Aunque la mayoría de las ópticas de A Estrada, Silleda, Lalín y Forcarei todavía confían en recibir nuevas remesas antes del martes, reconocen que los pedidos llegan con más lentitud de lo habitual. No existe un problema de fabricación ni de falta de producto, sino una saturación en la distribución provocada por el aumento de pedidos en toda España. Mientras unos establecimientos apenas conservan unas pocas unidades, otros esperan envíos que todavía no saben si llegarán a tiempo para el eclipse. Los profesionales coinciden en que nunca habían concentrado tantas ventas en tan pocos días y atribuyen este comportamiento a que buena parte de la población ha esperado hasta la última semana para decidirse a comprar las gafas.
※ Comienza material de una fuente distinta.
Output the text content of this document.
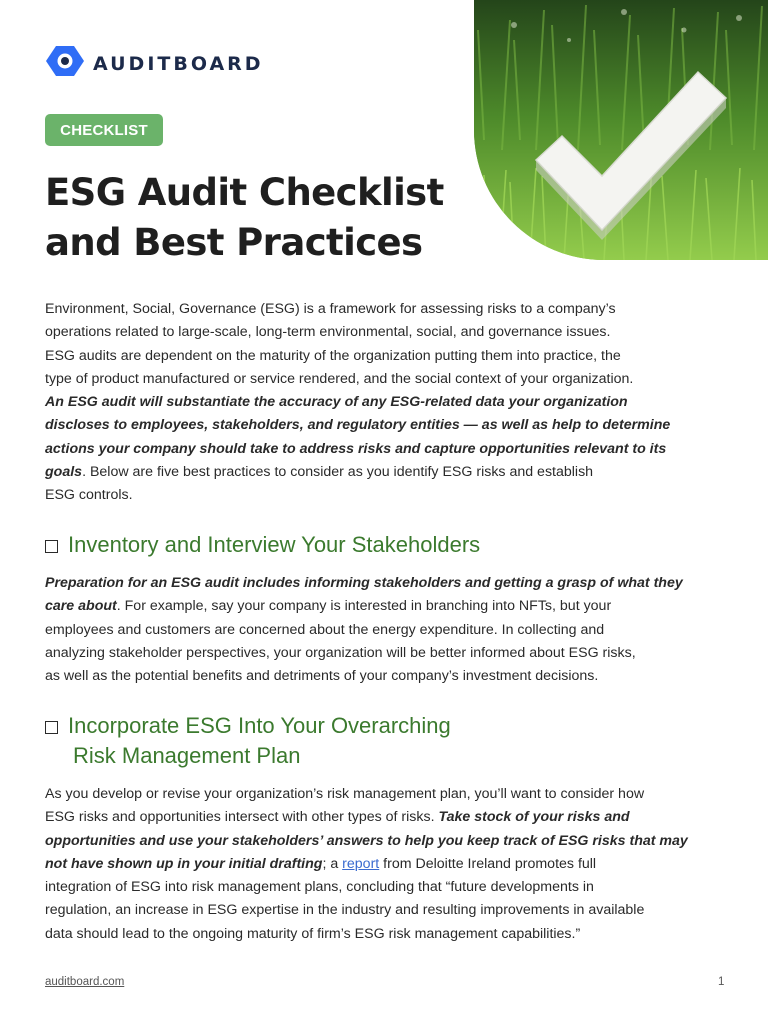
AUDITBOARD
CHECKLIST
ESG Audit Checklist
and Best Practices

Environment, Social, Governance (ESG) is a framework for assessing risks to a company’s
operations related to large-scale, long-term environmental, social, and governance issues.
ESG audits are dependent on the maturity of the organization putting them into practice, the
type of product manufactured or service rendered, and the social context of your organization.
An ESG audit will substantiate the accuracy of any ESG-related data your organization
discloses to employees, stakeholders, and regulatory entities — as well as help to determine
actions your company should take to address risks and capture opportunities relevant to its
goals. Below are five best practices to consider as you identify ESG risks and establish
ESG controls.

Inventory and Interview Your Stakeholders

Preparation for an ESG audit includes informing stakeholders and getting a grasp of what they
care about. For example, say your company is interested in branching into NFTs, but your
employees and customers are concerned about the energy expenditure. In collecting and
analyzing stakeholder perspectives, your organization will be better informed about ESG risks,
as well as the potential benefits and detriments of your company’s investment decisions.

Incorporate ESG Into Your Overarching
Risk Management Plan

As you develop or revise your organization’s risk management plan, you’ll want to consider how
ESG risks and opportunities intersect with other types of risks. Take stock of your risks and
opportunities and use your stakeholders’ answers to help you keep track of ESG risks that may
not have shown up in your initial drafting; a report from Deloitte Ireland promotes full
integration of ESG into risk management plans, concluding that “future developments in
regulation, an increase in ESG expertise in the industry and resulting improvements in available
data should lead to the ongoing maturity of firm’s ESG risk management capabilities.”

auditboard.com	1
Las cifras reflejan la dimensión del fenómeno. Multiópticas Lalín ha distribuido más de 1.300 gafas desde marzo. Óptica Coello, en Forcarei, supera las 550, contando las cerca de 500 que repartió gratuitamente durante dos charlas divulgativas organizadas junto al Concello. En Óptica Fondevila, de A Estrada, han despachado más de 300 desde finales del pasado año, mientras que Centro Óptico A Estrada vendió cerca de medio centenar en una sola mañana. En Silleda, tanto Titánium como Óptica Silva trabajan con reservas mientras esperan nuevos pedidos para atender una demanda que continúa creciendo.

A esta situación se suma un incremento del precio de las últimas unidades disponibles. Los profesionales consultados coinciden en que las gafas mantienen las mismas características y homologaciones de seguridad. El encarecimiento responde a que los modelos más económicos se agotaron primero y los distribuidores suministran ahora otros con embalajes de mayor calidad y, por lo tanto, mayor coste. Así, unas gafas que hace unos meses podían adquirirse por algo más de un euro, e incluso regalarse en campañas promocionales, superan ahora con frecuencia los dos o tres euros, llegando en algunos casos a venderse por cinco.

Más allá del Sol

El óptico-optometrista Francisco Coello Delgado, de Óptica Coello, recuerda que la situación era muy distinta durante el eclipse parcial de 2008. "No eclipse parcial de 2008 só tiñamos dúas gafas e a xente ía pasando unhas a outras para poder velo. Non había esta preocupación por conseguilas con tanta antelación", rememora.

Para Coello, el eclipse es una experiencia que va mucho más allá de observar cómo la Luna cubre el Sol. "O eclipse é moito máis que mirar para arriba. Hai que fixarse en como cambia a luz, nas cores do ceo, na temperatura, nas sombras ou mesmo no comportamento dos animais. Todo iso forma parte do espectáculo", explica. Con esa filosofía, el próximo martes instalará delante de su óptica un sistema de observación indirecta para que cualquier persona pueda seguir el fenómeno con seguridad, incluso sin disponer de gafas homologadas. De este modo, invita a vivir un acontecimiento excepcional no solo mirando al cielo, sino también prestando atención a cómo cambia, durante unos minutos, todo lo que sucede alrededor.